To address the low fidelity of quantum machine learning (QML) in molecular generation—particularly its difficulty in modeling SMILES sequences—this work proposes the first quantum-classical hybrid autoencoder framework tailored for SMILES reconstruction. The method employs a quantum variational autoencoder (QVAE) to encode molecular structures into quantum states, while coupling classical sequence decoders—either LSTM or Transformer architectures—to reconstruct SMILES strings from the quantum latent representations. This design preserves quantum expressivity while significantly improving sequential modeling accuracy. Experiments demonstrate approximately 84% quantum fidelity and 60% classical reconstruction similarity, markedly outperforming purely quantum baselines. Crucially, this is the first systematic integration of quantum encoding with classical sequence modeling for molecular generation, establishing a scalable and high-fidelity paradigm for quantum-aware molecular design.
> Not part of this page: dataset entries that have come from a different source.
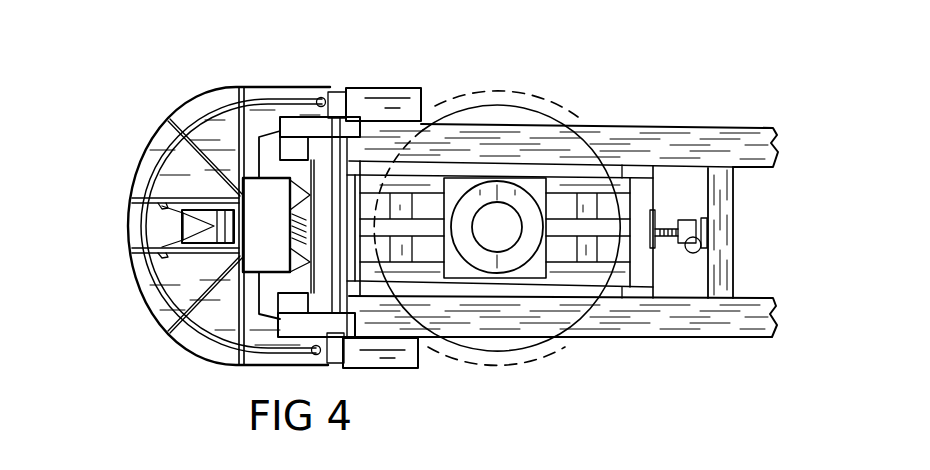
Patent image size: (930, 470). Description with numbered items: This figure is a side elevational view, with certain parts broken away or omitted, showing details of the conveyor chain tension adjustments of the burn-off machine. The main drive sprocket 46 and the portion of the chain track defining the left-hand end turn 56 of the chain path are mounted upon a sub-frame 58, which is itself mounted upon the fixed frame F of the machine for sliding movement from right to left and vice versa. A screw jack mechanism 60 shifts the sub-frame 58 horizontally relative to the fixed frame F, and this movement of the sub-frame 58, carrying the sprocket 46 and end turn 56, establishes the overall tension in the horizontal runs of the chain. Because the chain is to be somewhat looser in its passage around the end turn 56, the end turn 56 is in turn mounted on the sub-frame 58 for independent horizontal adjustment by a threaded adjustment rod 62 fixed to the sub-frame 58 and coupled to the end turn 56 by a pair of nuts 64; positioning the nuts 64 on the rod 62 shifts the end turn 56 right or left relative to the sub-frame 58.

The main drive sprocket 46 is at (503, 122).
The left-hand end turn 56 is at (193, 350).
The sub-frame 58 is at (572, 197).
The screw jack mechanism 60 is at (688, 222).
The threaded adjustment rod 62 is at (167, 252).
The nuts 64 is at (158, 205).
The fixed frame F is at (647, 325).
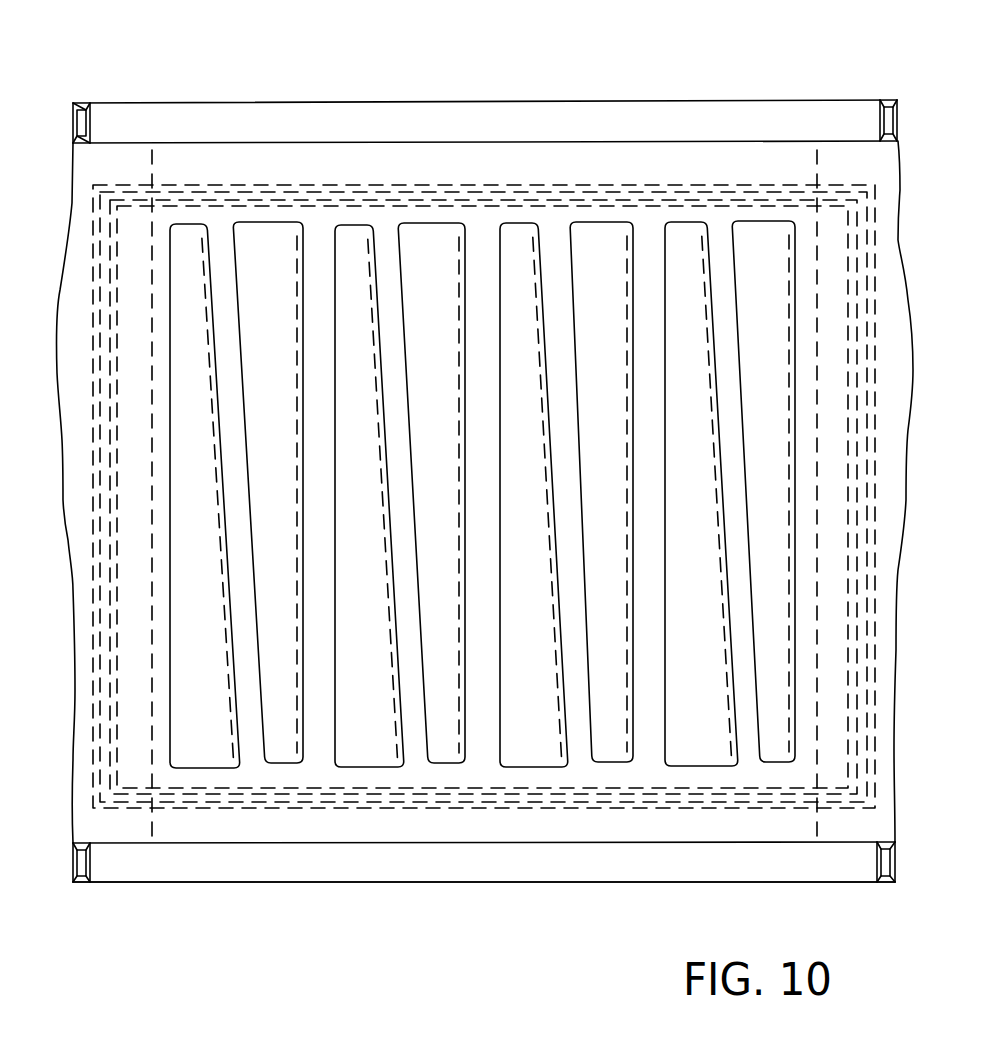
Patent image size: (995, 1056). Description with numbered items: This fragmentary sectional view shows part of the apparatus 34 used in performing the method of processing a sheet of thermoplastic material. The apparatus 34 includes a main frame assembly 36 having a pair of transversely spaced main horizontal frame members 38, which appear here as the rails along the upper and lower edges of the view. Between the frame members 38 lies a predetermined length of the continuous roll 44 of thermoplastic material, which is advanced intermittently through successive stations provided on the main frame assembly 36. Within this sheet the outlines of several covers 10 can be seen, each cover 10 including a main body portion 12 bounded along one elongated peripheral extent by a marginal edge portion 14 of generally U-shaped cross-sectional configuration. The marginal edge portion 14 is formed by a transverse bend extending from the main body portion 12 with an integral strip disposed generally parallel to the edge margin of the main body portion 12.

The apparatus 34 is at (764, 70).
The main horizontal frame members 38 is at (235, 117).
The main frame assembly 36 is at (236, 885).
The continuous roll of thermoplastic material 44 is at (300, 825).
The cover 10 is at (287, 216).
The main body portion 12 is at (755, 237).
The marginal edge portion 14 is at (410, 762).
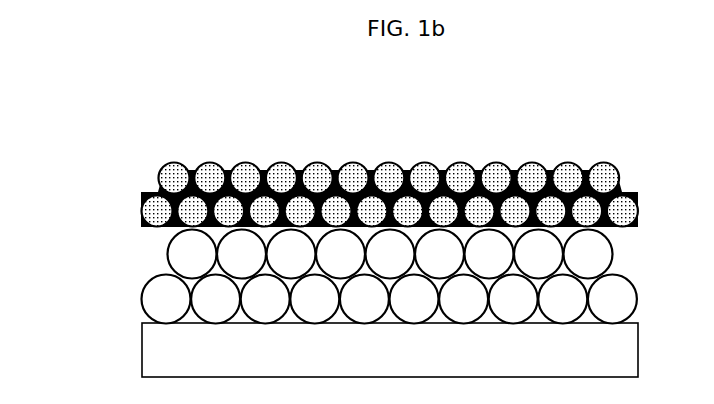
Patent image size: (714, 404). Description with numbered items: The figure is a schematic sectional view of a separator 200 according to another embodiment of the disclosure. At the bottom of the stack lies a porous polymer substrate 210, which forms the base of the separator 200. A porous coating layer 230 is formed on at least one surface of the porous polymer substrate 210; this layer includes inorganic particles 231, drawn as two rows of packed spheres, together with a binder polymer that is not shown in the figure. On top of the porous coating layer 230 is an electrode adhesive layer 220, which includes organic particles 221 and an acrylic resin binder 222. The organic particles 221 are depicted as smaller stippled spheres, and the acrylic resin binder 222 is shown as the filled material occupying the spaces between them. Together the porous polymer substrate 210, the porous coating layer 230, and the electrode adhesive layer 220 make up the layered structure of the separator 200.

The separator 200 is at (619, 129).
The porous polymer substrate 210 is at (627, 351).
The electrode adhesive layer 220 is at (647, 167).
The organic particles 221 is at (439, 173).
The acrylic resin binder 222 is at (551, 172).
The porous coating layer 230 is at (647, 232).
The inorganic particles 231 is at (158, 288).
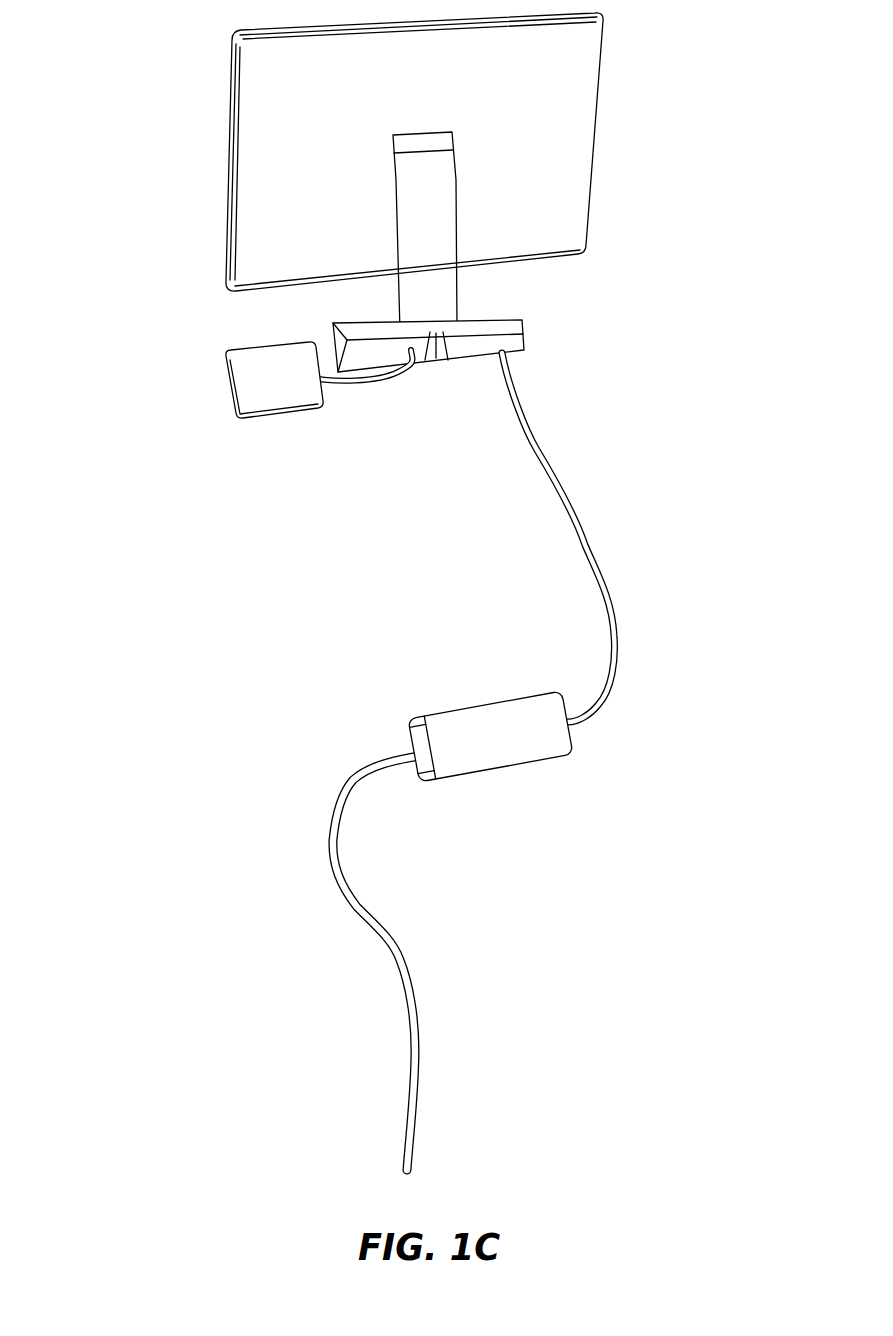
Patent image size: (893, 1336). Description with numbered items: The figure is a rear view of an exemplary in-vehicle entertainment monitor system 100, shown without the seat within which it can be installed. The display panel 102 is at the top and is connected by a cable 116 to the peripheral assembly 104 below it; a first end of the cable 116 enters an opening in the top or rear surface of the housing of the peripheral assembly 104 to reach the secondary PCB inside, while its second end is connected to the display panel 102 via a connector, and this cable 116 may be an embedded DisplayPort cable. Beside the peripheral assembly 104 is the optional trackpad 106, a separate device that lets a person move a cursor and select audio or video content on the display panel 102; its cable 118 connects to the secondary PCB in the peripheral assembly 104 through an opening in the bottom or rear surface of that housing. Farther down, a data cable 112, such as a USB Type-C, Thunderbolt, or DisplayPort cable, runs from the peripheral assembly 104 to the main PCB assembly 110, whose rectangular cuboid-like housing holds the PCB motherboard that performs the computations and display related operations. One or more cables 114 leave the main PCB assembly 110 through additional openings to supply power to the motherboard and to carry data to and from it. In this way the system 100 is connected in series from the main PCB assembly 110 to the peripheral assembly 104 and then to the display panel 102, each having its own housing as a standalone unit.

The IVE monitor system 100 is at (702, 135).
The display panel 102 is at (238, 113).
The peripheral assembly 104 is at (527, 331).
The trackpad 106 is at (228, 385).
The main PCB assembly 110 is at (565, 745).
The data cable 112 is at (568, 495).
The cables 114 is at (335, 868).
The cable 116 is at (445, 286).
The cable 118 is at (385, 375).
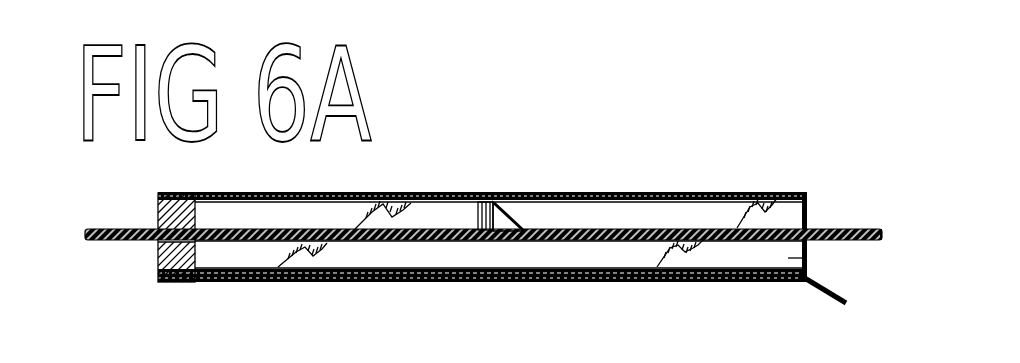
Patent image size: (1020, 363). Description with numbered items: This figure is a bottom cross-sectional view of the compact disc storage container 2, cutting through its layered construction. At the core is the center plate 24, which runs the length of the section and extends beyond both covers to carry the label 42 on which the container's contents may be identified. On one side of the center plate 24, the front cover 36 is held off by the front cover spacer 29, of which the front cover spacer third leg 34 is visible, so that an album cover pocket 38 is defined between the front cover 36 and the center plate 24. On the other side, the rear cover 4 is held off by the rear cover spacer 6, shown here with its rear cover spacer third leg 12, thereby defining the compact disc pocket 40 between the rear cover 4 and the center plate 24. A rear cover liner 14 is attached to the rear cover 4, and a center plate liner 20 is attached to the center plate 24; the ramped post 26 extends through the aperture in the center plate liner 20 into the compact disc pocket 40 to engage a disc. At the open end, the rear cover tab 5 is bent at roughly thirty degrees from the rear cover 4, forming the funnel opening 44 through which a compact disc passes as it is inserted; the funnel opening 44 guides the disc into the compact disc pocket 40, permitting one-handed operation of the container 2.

The compact disc storage container 2 is at (648, 105).
The rear cover 4 is at (573, 279).
The rear cover tab 5 is at (815, 290).
The rear cover spacer 6 is at (158, 256).
The rear cover spacer third leg 12 is at (272, 262).
The rear cover liner 14 is at (457, 267).
The center plate liner 20 is at (378, 244).
The center plate 24 is at (94, 229).
The ramped post 26 is at (478, 218).
The front cover spacer 29 is at (158, 213).
The front cover spacer third leg 34 is at (608, 215).
The front cover 36 is at (491, 197).
The album cover pocket 38 is at (788, 211).
The compact disc pocket 40 is at (806, 258).
The label 42 is at (848, 227).
The funnel opening 44 is at (832, 266).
Although recent advances in quantum machine learning (QML) offer significant potential for enhancing generative models, particularly in molecular design, a large array of classical approaches still face challenges in achieving high fidelity and validity. In particular, the integration of QML with sequence-based tasks, such as Simplified Molecular Input Line Entry System (SMILES) string reconstruction, remains underexplored and usually suffers from fidelity degradation. In this work, we propose a hybrid quantum-classical architecture for SMILES reconstruction that integrates quantum encoding with classical sequence modeling to improve quantum fidelity and classical similarity. Our approach achieves a quantum fidelity of approximately 84% and a classical reconstruction similarity of 60%, surpassing existing quantum baselines. Our work lays a promising foundation for future QML applications, striking a balance between expressive quantum representations and classical sequence models and catalyzing broader research on quantum-aware sequence models for molecular and drug discovery.